Le choc culturel est immédiat. Dans les cabarets, les cafés-concerts et les salons mondains, cette musique nouvelle fascine autant qu’elle déroute. Les Parisiens, curieux et friands de nouveautés artistiques, se pressent dans les lieux où résonnent les sons du jazz.

2. Les années folles : le jazz comme emblème de la modernité (1920–1930)

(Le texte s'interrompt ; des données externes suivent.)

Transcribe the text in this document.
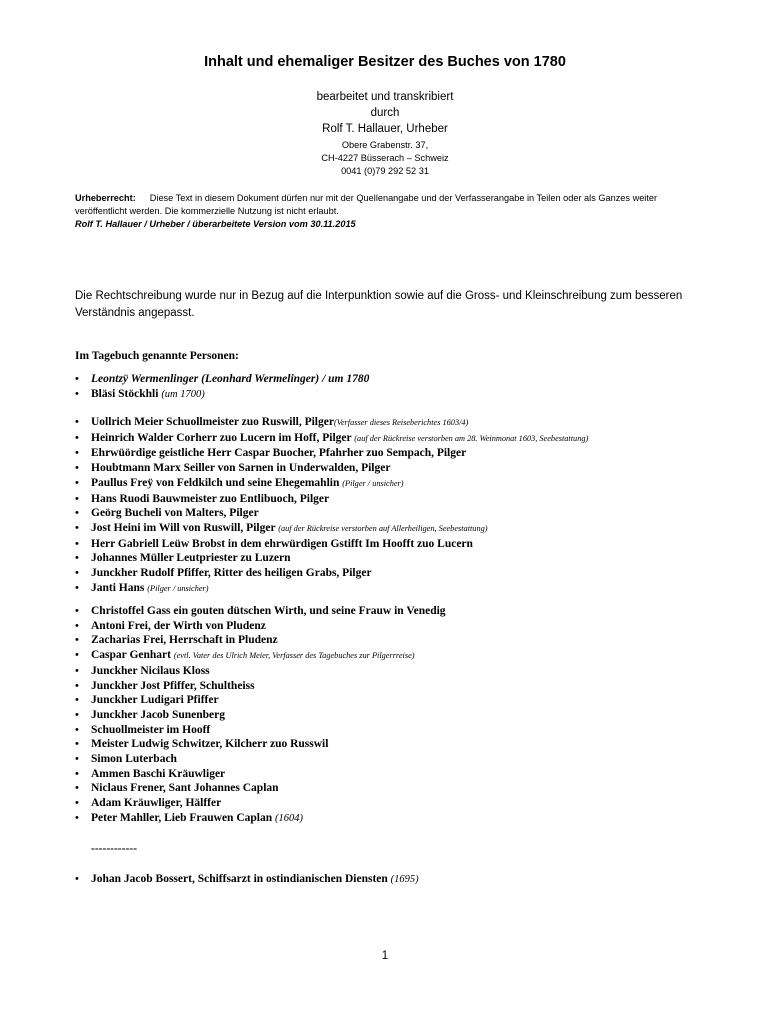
Inhalt und ehemaliger Besitzer des Buches von 1780
bearbeitet und transkribiert
durch
Rolf T. Hallauer, Urheber
Obere Grabenstr. 37,
CH-4227 Büsserach – Schweiz
0041 (0)79 292 52 31
Urheberrecht: Diese Text in diesem Dokument dürfen nur mit der Quellenangabe und der Verfasserangabe in Teilen oder als Ganzes weiter veröffentlicht werden. Die kommerzielle Nutzung ist nicht erlaubt.
Rolf T. Hallauer / Urheber / überarbeitete Version vom 30.11.2015
Die Rechtschreibung wurde nur in Bezug auf die Interpunktion sowie auf die Gross- und Kleinschreibung zum besseren Verständnis angepasst.
Im Tagebuch genannte Personen:
• Leontzÿ Wermenlinger (Leonhard Wermelinger) / um 1780
• Bläsi Stöckhli (um 1700)
• Uollrich Meier Schuollmeister zuo Ruswill, Pilger(Verfasser dieses Reiseberichtes 1603/4)
• Heinrich Walder Corherr zuo Lucern im Hoff, Pilger (auf der Rückreise verstorben am 28. Weinmonat 1603, Seebestattung)
• Ehrwüördige geistliche Herr Caspar Buocher, Pfahrher zuo Sempach, Pilger
• Houbtmann Marx Seiller von Sarnen in Underwalden, Pilger
• Paullus Freÿ von Feldkilch und seine Ehegemahlin (Pilger / unsicher)
• Hans Ruodi Bauwmeister zuo Entlibuoch, Pilger
• Geörg Bucheli von Malters, Pilger
• Jost Heini im Will von Ruswill, Pilger (auf der Rückreise verstorben auf Allerheiligen, Seebestattung)
• Herr Gabriell Leüw Brobst in dem ehrwürdigen Gstifft Im Hoofft zuo Lucern
• Johannes Müller Leutpriester zu Luzern
• Junckher Rudolf Pfiffer, Ritter des heiligen Grabs, Pilger
• Janti Hans (Pilger / unsicher)
• Christoffel Gass ein gouten dütschen Wirth, und seine Frauw in Venedig
• Antoni Frei, der Wirth von Pludenz
• Zacharias Frei, Herrschaft in Pludenz
• Caspar Genhart (evtl. Vater des Ulrich Meier, Verfasser des Tagebuches zur Pilgerrreise)
• Junckher Nicilaus Kloss
• Junckher Jost Pfiffer, Schultheiss
• Junckher Ludigari Pfiffer
• Junckher Jacob Sunenberg
• Schuollmeister im Hooff
• Meister Ludwig Schwitzer, Kilcherr zuo Russwil
• Simon Luterbach
• Ammen Baschi Kräuwliger
• Niclaus Frener, Sant Johannes Caplan
• Adam Kräuwliger, Hälffer
• Peter Mahller, Lieb Frauwen Caplan (1604)
------------
• Johan Jacob Bossert, Schiffsarzt in ostindianischen Diensten (1695)
1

Paris devient rapidement l’épicentre du jazz européen. Dans les années 1920, les musiciens afro-américains trouvent dans la capitale française un refuge contre le racisme sévissant aux États-Unis. Des artistes comme Sidney Bechet, Josephine Baker, Arthur Briggs, ou Freddie Johnson s’installent à Paris. La ville, à cette époque, est un véritable carrefour artistique et culturel.

Le quartier de Montmartre est alors en effervescence. On y trouve des lieux emblématiques comme le Bricktop’s, tenu par la célèbre Ada "Bricktop" Smith, qui devient le point de rencontre des expatriés, des écrivains (comme Ernest Hemingway, F. Scott Fitzgerald) et des artistes parisiens. Le jazz incarne la modernité, la liberté d’expression et la transgression des normes établies.

La danse aussi connaît un essor parallèle. Le Charleston, le Shimmy, et bientôt le Lindy Hop, font fureur dans les bals et les clubs. Le jazz s’infuse dans tous les arts : la peinture, la littérature, la photographie. Il devient un moteur de la révolution culturelle qui anime Paris.

3. Django Reinhardt et l’invention du jazz manouche (années 1930)

Dans les années 1930, une figure émerge avec éclat : Django Reinhardt. Né en 1910 à Liberchies (Belgique) dans une famille manouche, Django est un guitariste autodidacte de génie. Victime d’un incendie en 1928 qui le laisse avec deux doigts paralysés à la main gauche, il développe un style unique qui donnera naissance au jazz manouche.

Avec le violoniste Stéphane Grappelli, il fonde en 1934 le Quintette du Hot Club de France, premier ensemble de jazz à cordes au monde. Leur musique, virtuose et joyeuse, influence durablement le jazz européen et trouve un écho particulier dans le Paris de l’entre-deux-guerres. Le style de Django, mêlant swing, mélodies tsiganes et improvisation, reste à ce jour une référence internationale.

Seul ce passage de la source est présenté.